Ok, I was going to reference it in a blog post about OGRE, but I'll figure a way around it.
Is it possible to get the text of the ogre help into a forum thread post or just a copy of it I can use as a temporary fix?

Otherwise as a sticky thread in a random generation / ogre sub forum (Although I suspect EN World wants to keep these to a minumum).

Happy to give some time if there's any way to help out.

Thanks
Duncan


----------



## DM Howard (May 3, 2017)

Morrus said:


> Yeah - the wiki is very old, unsupported software, and it's showing cracks. I shut it off because it was slowing the whole site down. The posts are all still there; just need to figure out the best way to proceed.




Can you move Echohawk's Collector's Lists off of the wiki, if you plan to keep it off?


----------



## Morrus (May 3, 2017)

Bravesteel said:


> Can you move Echohawk's Collector's Lists off of the wiki, if you plan to keep it off?




I don't "plan" to do anything at the moment - I'm still trying to work out what to do. With luck it can be fixed or replaced.

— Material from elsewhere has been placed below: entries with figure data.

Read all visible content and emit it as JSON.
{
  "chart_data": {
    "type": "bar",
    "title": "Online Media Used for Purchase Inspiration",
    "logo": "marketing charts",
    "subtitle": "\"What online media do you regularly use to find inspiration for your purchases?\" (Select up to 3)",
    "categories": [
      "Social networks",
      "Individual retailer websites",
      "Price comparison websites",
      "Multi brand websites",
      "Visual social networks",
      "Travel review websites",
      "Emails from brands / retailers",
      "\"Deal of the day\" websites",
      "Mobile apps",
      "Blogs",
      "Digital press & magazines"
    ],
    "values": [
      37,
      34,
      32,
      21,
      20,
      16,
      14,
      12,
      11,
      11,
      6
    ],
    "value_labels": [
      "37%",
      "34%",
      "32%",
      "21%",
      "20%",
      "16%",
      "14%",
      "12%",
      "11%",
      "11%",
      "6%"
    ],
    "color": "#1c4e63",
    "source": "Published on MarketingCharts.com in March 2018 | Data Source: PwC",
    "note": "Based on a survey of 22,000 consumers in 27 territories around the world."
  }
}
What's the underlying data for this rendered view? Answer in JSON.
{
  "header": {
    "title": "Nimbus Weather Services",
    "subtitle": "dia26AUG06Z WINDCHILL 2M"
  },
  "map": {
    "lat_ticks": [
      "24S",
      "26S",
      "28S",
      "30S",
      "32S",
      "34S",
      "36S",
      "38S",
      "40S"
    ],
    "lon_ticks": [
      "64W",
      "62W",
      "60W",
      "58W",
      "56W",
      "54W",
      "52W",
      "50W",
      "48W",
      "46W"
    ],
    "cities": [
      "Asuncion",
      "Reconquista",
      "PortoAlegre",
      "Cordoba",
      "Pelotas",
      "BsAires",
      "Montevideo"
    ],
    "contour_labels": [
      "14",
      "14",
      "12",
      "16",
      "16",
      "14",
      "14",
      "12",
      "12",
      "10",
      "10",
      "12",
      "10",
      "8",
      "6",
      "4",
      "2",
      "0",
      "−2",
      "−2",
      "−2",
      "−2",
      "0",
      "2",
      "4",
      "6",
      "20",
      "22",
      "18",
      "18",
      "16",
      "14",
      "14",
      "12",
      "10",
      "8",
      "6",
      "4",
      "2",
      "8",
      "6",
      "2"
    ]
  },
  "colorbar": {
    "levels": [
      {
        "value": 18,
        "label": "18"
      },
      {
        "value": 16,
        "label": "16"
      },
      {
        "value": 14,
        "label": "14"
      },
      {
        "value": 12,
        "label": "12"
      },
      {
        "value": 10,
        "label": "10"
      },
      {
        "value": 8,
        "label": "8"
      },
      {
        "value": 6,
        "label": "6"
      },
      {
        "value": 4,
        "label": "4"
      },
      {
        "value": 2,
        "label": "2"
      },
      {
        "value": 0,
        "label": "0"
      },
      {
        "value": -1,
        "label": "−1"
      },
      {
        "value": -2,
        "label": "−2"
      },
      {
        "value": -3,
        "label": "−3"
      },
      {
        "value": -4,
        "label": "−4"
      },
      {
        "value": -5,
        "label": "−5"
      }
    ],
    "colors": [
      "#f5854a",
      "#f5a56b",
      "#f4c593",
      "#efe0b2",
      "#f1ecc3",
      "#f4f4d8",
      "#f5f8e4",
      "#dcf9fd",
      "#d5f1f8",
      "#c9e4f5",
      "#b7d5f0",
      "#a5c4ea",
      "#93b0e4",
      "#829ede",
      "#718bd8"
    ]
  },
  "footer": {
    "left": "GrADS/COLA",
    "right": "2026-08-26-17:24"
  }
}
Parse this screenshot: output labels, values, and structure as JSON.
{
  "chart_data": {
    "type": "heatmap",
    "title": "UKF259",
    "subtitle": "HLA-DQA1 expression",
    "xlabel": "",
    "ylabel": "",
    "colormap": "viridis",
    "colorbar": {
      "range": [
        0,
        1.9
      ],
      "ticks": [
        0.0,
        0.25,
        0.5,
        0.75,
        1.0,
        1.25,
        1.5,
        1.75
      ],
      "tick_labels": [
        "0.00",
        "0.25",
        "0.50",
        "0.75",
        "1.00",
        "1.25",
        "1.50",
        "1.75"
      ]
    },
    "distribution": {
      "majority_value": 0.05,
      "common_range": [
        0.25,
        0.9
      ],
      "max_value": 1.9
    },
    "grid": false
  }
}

I have had this idea for a few years now that anybody starting a thread anywhere on the site could check a box and that thread becomes a "Wiki Thread". It operates just like any other thread, except anybody can edit the first post, just like it was a wiki page. That would be better than an entire wiki tucked away in a corner of the site, I feel. If I got that done, all the wiki pages could just be moved over with a click.


----------



## Morrus (May 3, 2017)

Note that the wiki pages are actually just threads with different formatting. You can access them as simple threads here:

http://www.enworld.org/forum/forumdisplay.php?463-Wiki-Pages

(You'd have to poke around to find the page you were evoking for, though).


----------



## DM Howard (May 3, 2017)

Morrus said:


> I have had this idea for a few years now that anybody starting a thread anywhere on the site could check a box and that thread becomes a "Wiki Thread". It operates just like any other thread, except anybody can edit the first post, just like it was a wiki page. That would be better than an entire wiki tucked away in a corner of the site, I feel. If I got that done, all the wiki pages could just be moved over with a click.




That would be pretty amazing if it worked correctly. 



Morrus said:


> Note that the wiki pages are actually just threads with different formatting. You can access them as simple threads here:
> 
> http://www.enworld.org/forum/forumdisplay.php?463-Wiki-Pages
> 
> (You'd have to poke around to find the page you were evoking for, though).




Good to know, thanks!


----------



## Morrus (May 4, 2017)

I think it is something we can do. I think it would have greater utility than a separate wiki.


----------



## Bagpuss (May 11, 2017)

Morrus said:


> Note that the wiki pages are actually just threads with different formatting. You can access them as simple threads here:
> 
> http://www.enworld.org/forum/forumdisplay.php?463-Wiki-Pages
> 
> (You'd have to poke around to find the page you were evoking for, though).




The O.G.R.E help pages don't seem to be there.


----------



## Morrus (May 11, 2017)

Huh. That's weird!


----------